Microsoft Development Center Serbia (MDCS) is Microsoft's first greenfield investment in this part of the world, with its headquarters in Belgrade. It was established in 2005.

MDCS has been evolving as Microsoft's most innovative engineering campus in Europe and is composed of enthusiastic and creative teams and individuals that create Microsoft's pioneering software services and products. Diversity and inclusion are some of the key values of the company. Teams are made of people with various vocational backgrounds, education, cultures, perspectives, and opinions.

== Development Center teams ==
Microsoft Development Center Serbia comprises the following teams:

Azure Data team produces data processing future in Microsoft Cloud. The Azure Data team in Belgrade is proud to own and develop the product called Managed Instance from the beginning to the end. Azure Synapse Analytics is the leading MDCS's modern service for data storage used by everybody, from individual programmers to the world's top companies.
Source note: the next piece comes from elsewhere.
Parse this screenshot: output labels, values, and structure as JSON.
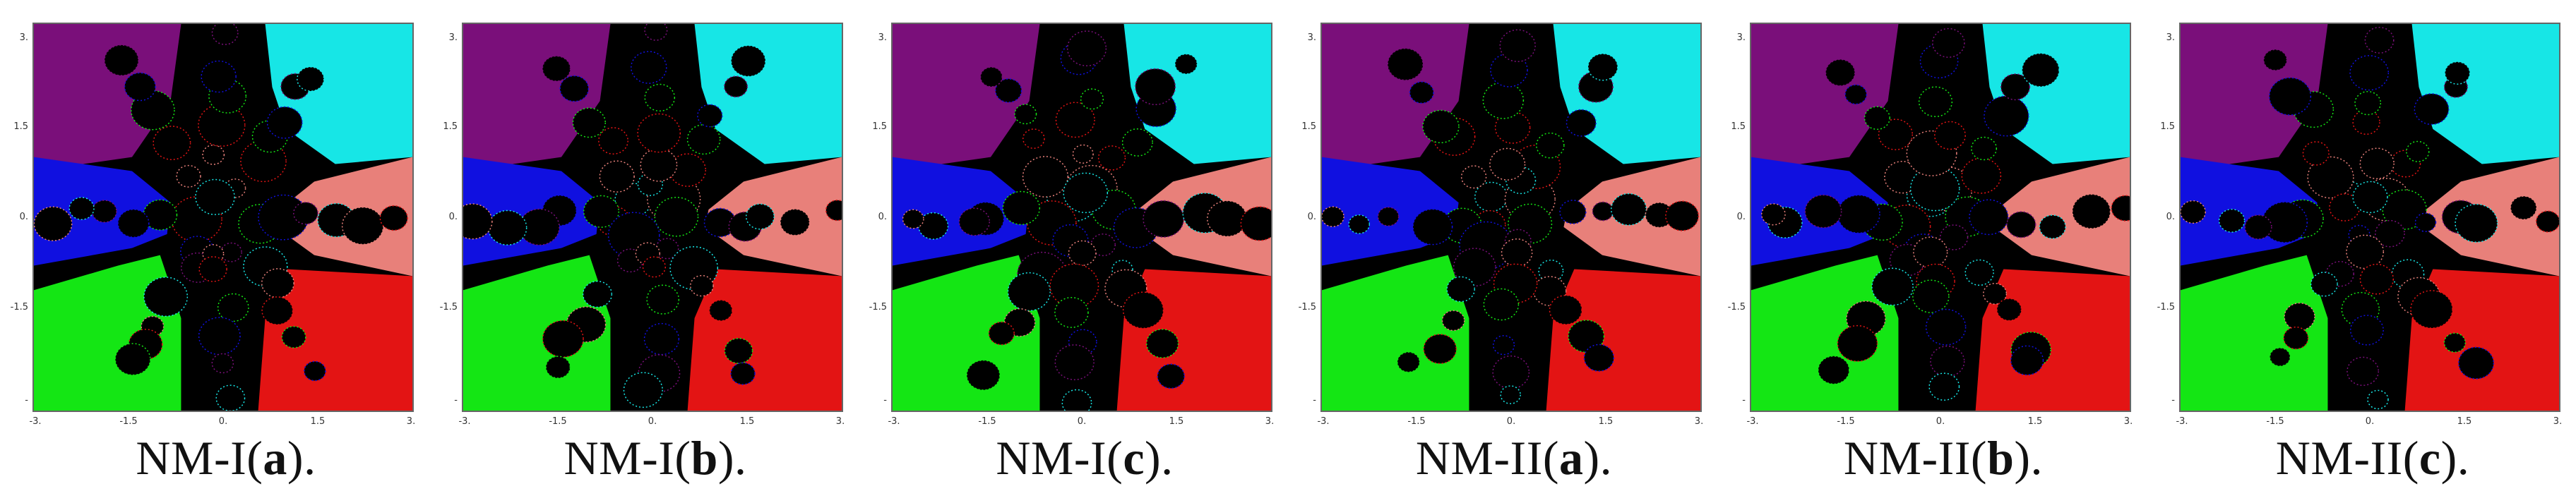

The team develops end-to-end management for Service Fabric that is capable of orchestrating millions of containers on thousands of virtual machines.

The office team in Serbia is focused on reviewing and empowering Microsoft Office productivity through user experience and services based on artificial intelligence developed within Office M365 ecosystem. The products such as Microsoft Editor, Similarity Checker, and Word Designer have
been developed in Serbia.

Office Media Groups vision is to empower all Microsoft 365 clients to achieve more with the Office options. OMG team aims to provide all the possibilities for each Microsoft client with tools and experience created to meet their needs as best they can.

Maps team  in Belgrade has the most prominent role in Microsoft's intention to bring closer Open maps to the growing community, using artificial intelligence for sorting specific map characteristics from satellite footage, such as cars, roads, and buildings.

Math team helps students to develop their mathematical skills using the digital mathematical tool via the Microsoft Education portfolio. This work contributes to the more extensive efforts to build an inclusive digital classroom that satisfies all students' needs and helps them develop basic skills, such as reading, writing, mathematics, and communication.

Mixed Reality Serbia is the team looking into the future in which reality has been augmented, so not only physical space is visible, but also digital content/holograms interacting with it. MR aims to enable presence and mutual experience regardless of the physical distance of the people. This future is powered by Microsoft Mesh, and the Belgrade Team contributes to the development of devices, software, and artificial intelligence.

Havok team creates software used by top game development studios worldwide and makes the best-selling games every year.

== Community initiatives ==
Microsoft Development Center Serbia organizes projects thus contributing to the Serbian society and the community where it operates, in cooperation with organizations such as "Digital Serbia", "Loop", numerous faculties, simultaneously empowering technological ecosystem in Serbia through competitions such as "Bubble cup" and initiatives such as "Girls in ICT" which has grown into "Women know IT" where girls and women are empowered to pursue or continue their careers in IT industry.
Those initiatives were led by several notable people like Dragan Tomic, Dejan Cvetkovic and Tanja Tatomirovic.